Regarding monetization, Michael believes that Docker is doing what’s to be expected from a software-driven enterprise: selling software. Waiting in the wings is Docker Hub Enterprise, to meet the demand for private Docker repositories. Michael was surprised at an apparent shift of focus toward “enabling software development, or as they said, ‘microservices,’ rather than enabling cloud.”
Alex notes that developing applications for distributed infrastructure is by definition enabling cloud. “It’s almost like they’re talking about the cloud but they’re not talking about it,” says Alex, “because it’s just assumed.”
“Docker has been pretty adept at building out actual commercial tools,” says Alex. “This event was more about products than we’ve ever heard from Docker.”
Michael wonders what the point of all of this activity is. “The end result is more or less a D.I.Y. PaaS,” he says.
“It’s almost like the de-composed PaaS,” says Alex.
Michael compares it to the LAMP stack, and to a kit car, and finally to making butter coffee without a recipe. “If it’s not PaaS, it’s just middleware, then,” Michael says, “it’s just a stack to run your applications on.”
Docker has opened up the new stack to the many companies who would like to program their way out of the analog world.
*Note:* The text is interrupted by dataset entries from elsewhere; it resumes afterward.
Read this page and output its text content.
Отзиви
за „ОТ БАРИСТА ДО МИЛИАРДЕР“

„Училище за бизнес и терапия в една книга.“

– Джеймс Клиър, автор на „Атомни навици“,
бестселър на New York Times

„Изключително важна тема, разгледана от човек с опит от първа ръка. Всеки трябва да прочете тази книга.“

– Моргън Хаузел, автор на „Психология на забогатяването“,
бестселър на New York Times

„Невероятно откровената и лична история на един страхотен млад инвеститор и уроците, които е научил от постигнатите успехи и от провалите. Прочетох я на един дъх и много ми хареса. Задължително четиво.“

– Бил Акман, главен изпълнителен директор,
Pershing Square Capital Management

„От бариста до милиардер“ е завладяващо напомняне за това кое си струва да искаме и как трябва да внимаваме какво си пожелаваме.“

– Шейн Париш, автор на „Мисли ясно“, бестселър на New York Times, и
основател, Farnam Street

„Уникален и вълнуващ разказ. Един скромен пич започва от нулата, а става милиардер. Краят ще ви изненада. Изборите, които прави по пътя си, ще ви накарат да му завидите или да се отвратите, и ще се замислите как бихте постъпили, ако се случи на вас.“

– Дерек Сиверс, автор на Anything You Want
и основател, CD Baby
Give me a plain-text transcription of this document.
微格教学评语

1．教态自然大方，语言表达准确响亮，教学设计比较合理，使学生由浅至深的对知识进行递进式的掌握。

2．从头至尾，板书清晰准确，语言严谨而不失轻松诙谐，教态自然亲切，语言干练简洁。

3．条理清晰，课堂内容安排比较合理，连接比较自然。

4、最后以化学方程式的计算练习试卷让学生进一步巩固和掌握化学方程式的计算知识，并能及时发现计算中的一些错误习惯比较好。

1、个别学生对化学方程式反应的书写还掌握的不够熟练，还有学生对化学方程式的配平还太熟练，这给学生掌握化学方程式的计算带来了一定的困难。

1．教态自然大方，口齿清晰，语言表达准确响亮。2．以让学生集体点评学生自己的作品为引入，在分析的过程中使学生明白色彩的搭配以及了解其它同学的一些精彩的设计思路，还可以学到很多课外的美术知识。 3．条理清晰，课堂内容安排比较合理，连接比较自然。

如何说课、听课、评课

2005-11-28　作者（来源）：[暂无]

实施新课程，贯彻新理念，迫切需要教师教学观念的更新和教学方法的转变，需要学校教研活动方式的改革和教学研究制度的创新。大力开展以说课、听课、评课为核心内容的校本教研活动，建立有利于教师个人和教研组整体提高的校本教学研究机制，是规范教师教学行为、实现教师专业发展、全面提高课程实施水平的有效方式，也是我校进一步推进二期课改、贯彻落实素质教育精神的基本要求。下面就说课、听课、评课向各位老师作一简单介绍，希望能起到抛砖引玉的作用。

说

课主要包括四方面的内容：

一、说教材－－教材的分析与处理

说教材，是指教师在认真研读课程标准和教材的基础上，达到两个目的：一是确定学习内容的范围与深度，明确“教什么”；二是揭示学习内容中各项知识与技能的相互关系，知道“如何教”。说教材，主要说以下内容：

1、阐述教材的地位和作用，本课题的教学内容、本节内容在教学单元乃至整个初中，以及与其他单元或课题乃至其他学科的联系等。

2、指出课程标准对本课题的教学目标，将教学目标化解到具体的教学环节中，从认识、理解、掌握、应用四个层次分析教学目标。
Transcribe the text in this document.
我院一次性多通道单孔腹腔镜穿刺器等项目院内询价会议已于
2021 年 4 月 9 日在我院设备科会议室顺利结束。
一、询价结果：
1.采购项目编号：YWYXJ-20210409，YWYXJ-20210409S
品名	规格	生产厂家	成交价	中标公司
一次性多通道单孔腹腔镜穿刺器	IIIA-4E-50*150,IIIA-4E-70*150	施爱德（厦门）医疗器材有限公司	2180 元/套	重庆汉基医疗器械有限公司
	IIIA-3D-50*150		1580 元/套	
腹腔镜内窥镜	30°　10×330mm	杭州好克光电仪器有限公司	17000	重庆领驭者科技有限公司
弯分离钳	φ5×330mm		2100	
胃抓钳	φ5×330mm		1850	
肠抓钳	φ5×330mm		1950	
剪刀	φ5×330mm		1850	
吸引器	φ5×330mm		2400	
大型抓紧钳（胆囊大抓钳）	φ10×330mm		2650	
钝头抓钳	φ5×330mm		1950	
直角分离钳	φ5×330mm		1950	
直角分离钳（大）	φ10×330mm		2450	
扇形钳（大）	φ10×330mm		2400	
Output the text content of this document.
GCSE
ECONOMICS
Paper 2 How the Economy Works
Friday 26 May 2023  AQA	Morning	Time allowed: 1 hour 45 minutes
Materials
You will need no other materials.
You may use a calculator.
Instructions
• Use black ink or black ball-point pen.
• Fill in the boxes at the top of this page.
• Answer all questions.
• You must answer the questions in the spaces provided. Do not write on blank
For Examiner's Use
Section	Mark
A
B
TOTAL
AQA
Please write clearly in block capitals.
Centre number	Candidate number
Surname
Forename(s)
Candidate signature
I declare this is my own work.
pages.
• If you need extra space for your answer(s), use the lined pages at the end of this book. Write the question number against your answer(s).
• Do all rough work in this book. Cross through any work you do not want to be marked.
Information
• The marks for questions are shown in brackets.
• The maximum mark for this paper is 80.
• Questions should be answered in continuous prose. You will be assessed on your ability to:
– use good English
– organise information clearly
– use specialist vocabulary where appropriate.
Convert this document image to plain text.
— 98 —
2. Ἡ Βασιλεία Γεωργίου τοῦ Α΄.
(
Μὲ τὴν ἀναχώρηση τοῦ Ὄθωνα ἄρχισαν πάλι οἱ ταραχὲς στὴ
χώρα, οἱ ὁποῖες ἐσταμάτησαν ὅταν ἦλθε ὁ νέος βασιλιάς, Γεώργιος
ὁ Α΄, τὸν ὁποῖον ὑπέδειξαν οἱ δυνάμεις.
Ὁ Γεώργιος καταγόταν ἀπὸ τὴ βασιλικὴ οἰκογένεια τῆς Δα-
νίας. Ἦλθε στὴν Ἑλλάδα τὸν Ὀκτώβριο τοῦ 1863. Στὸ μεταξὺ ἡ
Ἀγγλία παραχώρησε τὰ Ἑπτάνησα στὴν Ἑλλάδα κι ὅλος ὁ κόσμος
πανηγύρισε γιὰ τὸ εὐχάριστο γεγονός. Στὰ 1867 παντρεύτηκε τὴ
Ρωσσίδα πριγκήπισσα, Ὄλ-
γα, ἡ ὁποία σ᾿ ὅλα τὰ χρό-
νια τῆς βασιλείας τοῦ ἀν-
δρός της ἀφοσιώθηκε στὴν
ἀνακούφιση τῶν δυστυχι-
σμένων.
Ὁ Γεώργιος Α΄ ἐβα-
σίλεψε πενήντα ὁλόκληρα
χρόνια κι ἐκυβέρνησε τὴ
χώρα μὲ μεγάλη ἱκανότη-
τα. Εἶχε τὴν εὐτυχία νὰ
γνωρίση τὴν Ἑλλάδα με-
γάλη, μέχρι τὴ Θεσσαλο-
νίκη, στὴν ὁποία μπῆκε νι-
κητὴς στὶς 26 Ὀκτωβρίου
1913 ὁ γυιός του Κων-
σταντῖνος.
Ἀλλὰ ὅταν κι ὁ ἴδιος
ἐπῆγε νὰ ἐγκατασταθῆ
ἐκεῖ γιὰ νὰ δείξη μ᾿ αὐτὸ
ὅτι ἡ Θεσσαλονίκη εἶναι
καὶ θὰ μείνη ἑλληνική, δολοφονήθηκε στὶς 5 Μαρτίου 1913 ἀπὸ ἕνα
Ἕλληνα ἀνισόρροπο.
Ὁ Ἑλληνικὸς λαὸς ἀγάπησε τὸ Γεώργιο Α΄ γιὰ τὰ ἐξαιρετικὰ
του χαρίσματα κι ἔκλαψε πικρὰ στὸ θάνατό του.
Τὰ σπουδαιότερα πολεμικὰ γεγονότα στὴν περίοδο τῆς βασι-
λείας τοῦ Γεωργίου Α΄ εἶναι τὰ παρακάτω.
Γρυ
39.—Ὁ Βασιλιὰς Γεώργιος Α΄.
These companies need PaaS, says Alex, but not as the vendors have constructed them. “The users are saying, ‘this is actually how we’re going to do it.'”
“There’s not an agreed-upon standard for all players in the industry,” says Michael. “When you have that situation, the standard is ‘whatever code is running is the most successful.’ In that instance, it’s not unexpected that people will try to come up with alternative ways of doing containers or doing container management.”
Both Alex and Michael notice that Docker doesn’t talk about “containers” much, and they agree that Docker would like to see the “Docker” name become synonymous with “containers,” much like Xerox and Kleenex have become synonymous with their flagship products.
Alex also senses continued and wise efforts on the part of Docker to build for the developer, and to be good stewards of their expanding community, coupled with Docker’s shrewd approach to branding.
“Docker’s focus on building-out the Docker technology forced Google to think through who they really are,” says Alex, “and they (Google) have been working with containers for a while”
“They’ve put some of their biggest talents behind the Google cloud efforts over the last six to twelve months.”
“I think Kubernetes is perhaps the most interesting thing we’ve seen come from Google in a long time,” Alex says, crediting Docker with influencing Google’s cloud strategy in this regard.
As he is struck by the notion that Docker’s influence is more catalytic than ever, Alex concludes that tracking these influences throughout the industry merits further research for future shows and posts on The New Stack.